Sputum PCR failed to simultaneously achieve satisfactory sensitivity and specificity when different cut-offs were designated. The poor capability of sputum PCR in discriminating proven/probable from no IPA in patients with respiratory diseases might be attributed to frequent airway colonization of Aspergillus, which was indicated by the high positivity of sputum PCR (ranging 47%–74%) in patients with respiratory diseases and no evidence of IPA in previous studies.[

TAFC and bmGT are secondary metabolites of Aspergillus and associated with fungi toxicity.[ We firstly measured the two compounds in sputum for IPA diagnosis in non-neutropenic patients, the results of which, however, were disappointing. The sensitivity of TAFC assay in serum (28%) or BAL (40%) among hematology patients was also very low in previous reports.[ Although an earlier study reported a sensitivity of 62% for serum bmGT assay in hematological patients,[ two recent replicate studies showed conflicting results with bmGT barely detected in the serum of IPA cases.[ Taken together, TAFC and bmGT seem not reliable biomarkers for IPA diagnosis.
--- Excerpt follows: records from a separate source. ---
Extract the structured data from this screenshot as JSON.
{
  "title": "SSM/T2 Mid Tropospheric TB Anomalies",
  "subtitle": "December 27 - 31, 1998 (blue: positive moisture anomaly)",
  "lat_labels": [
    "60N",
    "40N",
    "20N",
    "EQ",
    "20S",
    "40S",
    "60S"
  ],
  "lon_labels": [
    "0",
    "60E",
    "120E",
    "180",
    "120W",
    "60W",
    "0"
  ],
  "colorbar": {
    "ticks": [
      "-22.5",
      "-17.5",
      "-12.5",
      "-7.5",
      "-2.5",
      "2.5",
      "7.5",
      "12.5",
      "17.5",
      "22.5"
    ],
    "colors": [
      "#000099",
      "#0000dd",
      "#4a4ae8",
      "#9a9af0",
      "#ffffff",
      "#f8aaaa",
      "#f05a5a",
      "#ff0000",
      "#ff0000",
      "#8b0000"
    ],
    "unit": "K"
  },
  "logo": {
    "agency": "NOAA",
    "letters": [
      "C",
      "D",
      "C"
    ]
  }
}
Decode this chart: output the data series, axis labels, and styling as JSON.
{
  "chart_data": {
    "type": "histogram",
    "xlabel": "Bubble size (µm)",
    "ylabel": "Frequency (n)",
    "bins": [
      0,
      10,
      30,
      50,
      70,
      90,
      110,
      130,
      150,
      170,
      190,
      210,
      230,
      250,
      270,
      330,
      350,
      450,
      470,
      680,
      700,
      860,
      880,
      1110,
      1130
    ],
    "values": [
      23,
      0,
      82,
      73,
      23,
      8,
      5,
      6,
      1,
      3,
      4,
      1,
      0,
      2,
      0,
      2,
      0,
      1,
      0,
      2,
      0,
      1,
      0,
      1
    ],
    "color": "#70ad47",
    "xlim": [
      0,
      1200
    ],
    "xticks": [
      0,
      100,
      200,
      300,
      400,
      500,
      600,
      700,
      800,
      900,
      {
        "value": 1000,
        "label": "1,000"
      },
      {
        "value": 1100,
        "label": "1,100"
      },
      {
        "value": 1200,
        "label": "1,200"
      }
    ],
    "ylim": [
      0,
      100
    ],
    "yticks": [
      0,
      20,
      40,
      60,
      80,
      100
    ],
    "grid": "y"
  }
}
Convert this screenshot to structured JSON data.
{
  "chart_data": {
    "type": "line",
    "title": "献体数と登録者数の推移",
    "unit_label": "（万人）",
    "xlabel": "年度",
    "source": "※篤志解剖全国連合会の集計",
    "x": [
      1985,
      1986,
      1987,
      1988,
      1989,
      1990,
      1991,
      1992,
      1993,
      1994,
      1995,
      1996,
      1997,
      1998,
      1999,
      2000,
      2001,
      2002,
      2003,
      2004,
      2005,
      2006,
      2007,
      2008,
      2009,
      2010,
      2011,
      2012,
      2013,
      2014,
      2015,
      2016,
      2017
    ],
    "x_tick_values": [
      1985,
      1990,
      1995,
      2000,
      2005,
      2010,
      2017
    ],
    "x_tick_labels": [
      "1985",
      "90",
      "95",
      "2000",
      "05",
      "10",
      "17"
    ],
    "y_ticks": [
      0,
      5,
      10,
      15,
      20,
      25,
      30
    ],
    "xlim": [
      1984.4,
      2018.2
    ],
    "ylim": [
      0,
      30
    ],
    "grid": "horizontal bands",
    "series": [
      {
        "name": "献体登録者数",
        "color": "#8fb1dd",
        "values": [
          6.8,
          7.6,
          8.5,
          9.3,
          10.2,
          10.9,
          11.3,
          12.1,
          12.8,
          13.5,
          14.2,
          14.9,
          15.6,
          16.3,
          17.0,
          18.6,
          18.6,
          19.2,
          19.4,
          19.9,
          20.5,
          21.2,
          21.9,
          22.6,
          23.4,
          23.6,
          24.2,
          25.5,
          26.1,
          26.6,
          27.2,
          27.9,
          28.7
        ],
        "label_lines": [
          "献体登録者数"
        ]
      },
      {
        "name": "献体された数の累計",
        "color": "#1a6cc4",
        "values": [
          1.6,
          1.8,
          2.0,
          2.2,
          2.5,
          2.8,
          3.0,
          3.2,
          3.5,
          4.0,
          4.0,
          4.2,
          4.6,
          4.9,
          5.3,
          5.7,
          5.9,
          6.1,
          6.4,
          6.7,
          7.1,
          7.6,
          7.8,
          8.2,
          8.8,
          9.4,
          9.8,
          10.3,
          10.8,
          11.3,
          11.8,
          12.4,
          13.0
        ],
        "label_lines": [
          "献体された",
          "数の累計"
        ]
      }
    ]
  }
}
Strengths of our study include the comprehensive comparison on the diagnostic accuracy and clinical utility of existing and novel tests for IPA in a large prospective and consecutive cohort. The rigorous definition of no IPA, including observing clinical improvement without receiving antifungal therapy at discharge to further exclude IPA, allowed an accurate estimation of test specificity. Finally, diagnostic accuracy assessment was not affected by antifungal treatment.

Our study also has several limitations. First, the singlecenter design may limit the generalizability of the study findings although a large amount of data were collected. Second, the reference standard was modified from the EORTC/MSG criteria, with pulmonary infiltrate, in particular, added as a radiological criterion according to recent proposals.[ However, our post hoc analysis showed that diagnostic sensitivities of the existing tests were not changed when pulmonary infiltrate was removed from the clinical criteria. Third, sensitivities of BAL GM, serum GM, and fungal culture might be overestimated as they were part of the reference standard. However, when these tests were sequentially removed from the mycological criteria, their sensitivities were not decreased correspondingly. Fourth, the clinical utility of sputum GM and LFD tests required further validation, particularly through randomized controlled trials (allocating patients into either conventional diagnostic group or sputum tests guided diagnostic group) to confirm the effects of their clinical use on patient outcomes and economy.

In summary, serum GM, serum BDG, and fungal culture have insufficient sensitivity for the diagnosis of IPA in patients with respiratory diseases. Sputum-based GM and LFD tests hold promise as rapid, sensitive, economical, and non-invasive alternatives to BAL GM in clinical practice.

Acknowledgements

We thank all the respiratory technicians, research nurses, and laboratory staff who participated in patient enrollment, sample collection, and test performance.

Funding

This study was supported by grants from Sichuan Science and Technology Program (No. 2019YFS0231), 1.3.5 project for disciplines of excellence, West China Hospital, Sichuan University (No. 2018-119), and the National Natural Science Foundation of China (No. 81870014).

The funders had no role in study design, data collection, and interpretation, or the decision to submit the work for publication.

Conflicts of interest

JJF received grant funding from the Thousand Talents Program of Sichuan Province and the National Natural Science Foundation of China. LLC reports a grant from the Sichuan Science and Technology Program. PGG reports grants from AstraZeneca and GlaxoSmithKline and has received speaker fees from AstraZeneca, GlaxoSmithKline, and Novartis, outside the submitted work. XMD has received conference speaker fees paid by Hanzhong Medical Association, outside the submitted work. JYQ has received speaker fees from Pfizer Pharmaceuticals Ltd and Chengdu Medical Association, outside the submitted work. JJF, WX, DYG, and BM report a patent (ZL 2017 1 0428772.9) on simultaneous detection of TAFC and bmGT in sputum licensed to West China Hospital of Sichuan University by the State Intellectual Property Office in China. All other authors declare no competing interests.